Patients in the study performed a slow step-stair descent using a 20-cm step under three randomized conditions:
- No treatment
- Patellar bracing
- Neutral patellar taping
To analyze results, the authors collected kinematic (motion) data using a 10-camera infrared Oqus motion analysis system.
The authors found that in the frontal plane (see above illustration), the side-to-side knee range of motion was significantly reduced with both taping and bracing. In the transverse plane, the brace decreased leg rotation significantly while the tape did not.
Because these types of leg motions increase stress through the patellofemoral joint, they can contribute to knee pain. Therefore, one of the goals in physical therapy is to reduce this abnormal range of motion. So it is very significant that the motion was reduced with taping and bracing.

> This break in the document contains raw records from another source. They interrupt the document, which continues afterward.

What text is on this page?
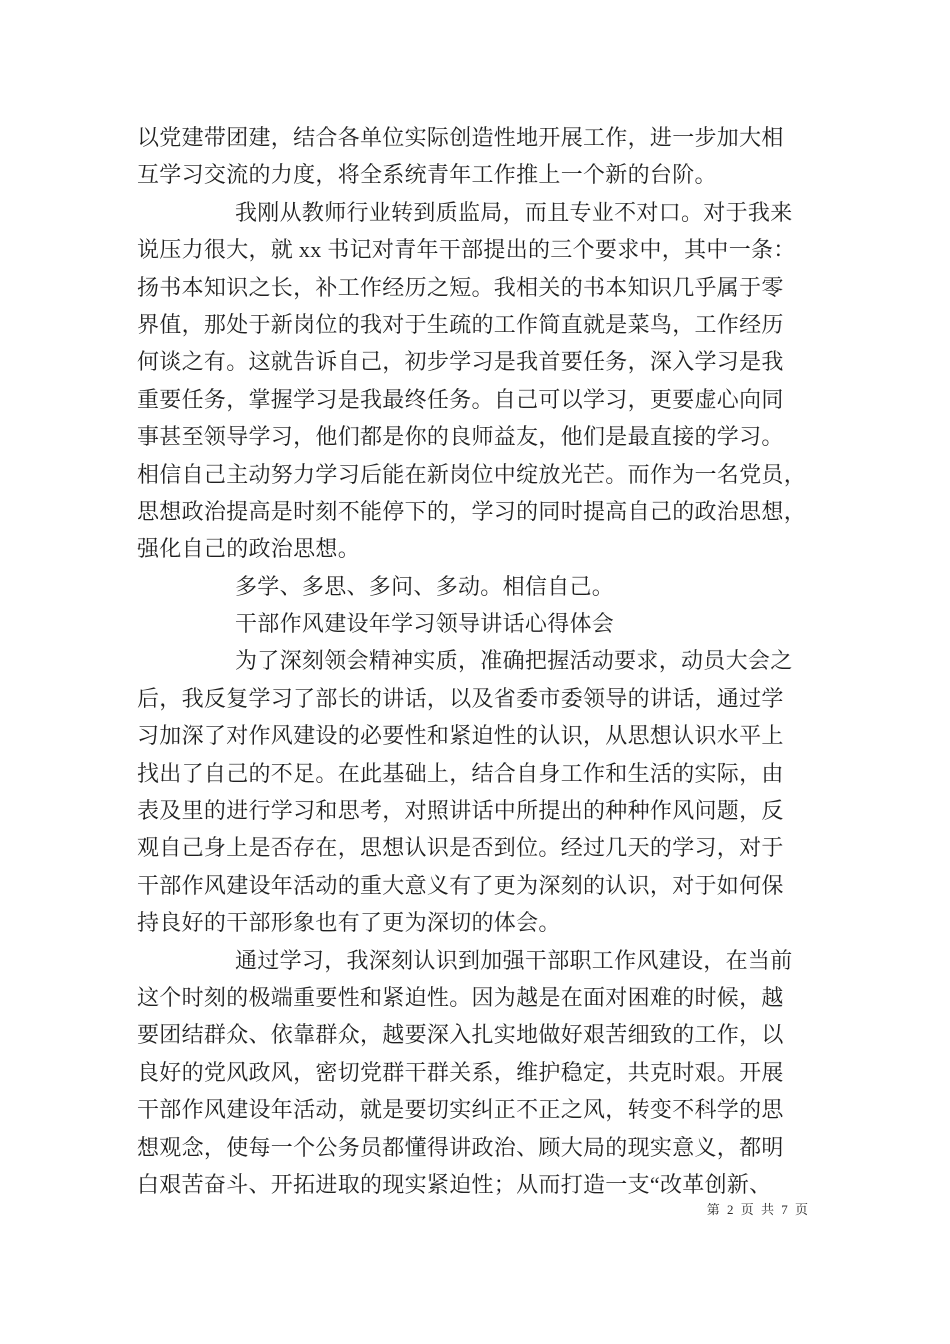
以党建带团建，结合各单位实际创造性地开展工作，进一步加大相
互学习交流的力度，将全系统青年工作推上一个新的台阶。
我刚从教师行业转到质监局，而且专业不对口。对于我来
说压力很大，就 xx 书记对青年干部提出的三个要求中，其中一条：
扬书本知识之长，补工作经历之短。我相关的书本知识几乎属于零
界值，那处于新岗位的我对于生疏的工作简直就是菜鸟，工作经历
何谈之有。这就告诉自己，初步学习是我首要任务，深入学习是我
重要任务，掌握学习是我最终任务。自己可以学习，更要虚心向同
事甚至领导学习，他们都是你的良师益友，他们是最直接的学习。
相信自己主动努力学习后能在新岗位中绽放光芒。而作为一名党员，
思想政治提高是时刻不能停下的，学习的同时提高自己的政治思想，
强化自己的政治思想。
多学、多思、多问、多动。相信自己。
干部作风建设年学习领导讲话心得体会
为了深刻领会精神实质，准确把握活动要求，动员大会之
后，我反复学习了部长的讲话，以及省委市委领导的讲话，通过学
习加深了对作风建设的必要性和紧迫性的认识，从思想认识水平上
找出了自己的不足。在此基础上，结合自身工作和生活的实际，由
表及里的进行学习和思考，对照讲话中所提出的种种作风问题，反
观自己身上是否存在，思想认识是否到位。经过几天的学习，对于
干部作风建设年活动的重大意义有了更为深刻的认识，对于如何保
持良好的干部形象也有了更为深切的体会。
通过学习，我深刻认识到加强干部职工作风建设，在当前
这个时刻的极端重要性和紧迫性。因为越是在面对困难的时候，越
要团结群众、依靠群众，越要深入扎实地做好艰苦细致的工作，以
良好的党风政风，密切党群干群关系，维护稳定，共克时艰。开展
干部作风建设年活动，就是要切实纠正不正之风，转变不科学的思
想观念，使每一个公务员都懂得讲政治、顾大局的现实意义，都明
白艰苦奋斗、开拓进取的现实紧迫性；从而打造一支“改革创新、
第 2 页 共 7 页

Though taping is often a good option to try, it’s not really practical for long-term use. It’s not as convenient, and it can be hard on the skin. Also, as the study’s authors noted, bracing covered a much larger surface area of skin compared with tape; it may have added additional cutaneous stimulation and enhanced neuromotor control. Mechanically, braces can increase the contact area of the patellofemoral joint, resulting in reduced joint pressure. A brace also applies a circumferential pressure to the posterior aspect of the knee, so it can stimulate the hamstrings, gastrocnemius and popliteus muscles, which could in turn contribute to increased stability. In the study, patients ranked the brace as their first preference for home use, followed by taping and then no intervention.
The results validate a good remedy and take it a step further. Patients who are successful in controlling pain under the kneecap with taping in the physical therapy clinic may benefit from using a patellar brace for home use.
Selfe J, Thewlis D, Hill S, et al. A clinical study of the biomechanics of step descent using different treatment modalities for patellofemoral pain. Gait Posture 2011;34:92-96.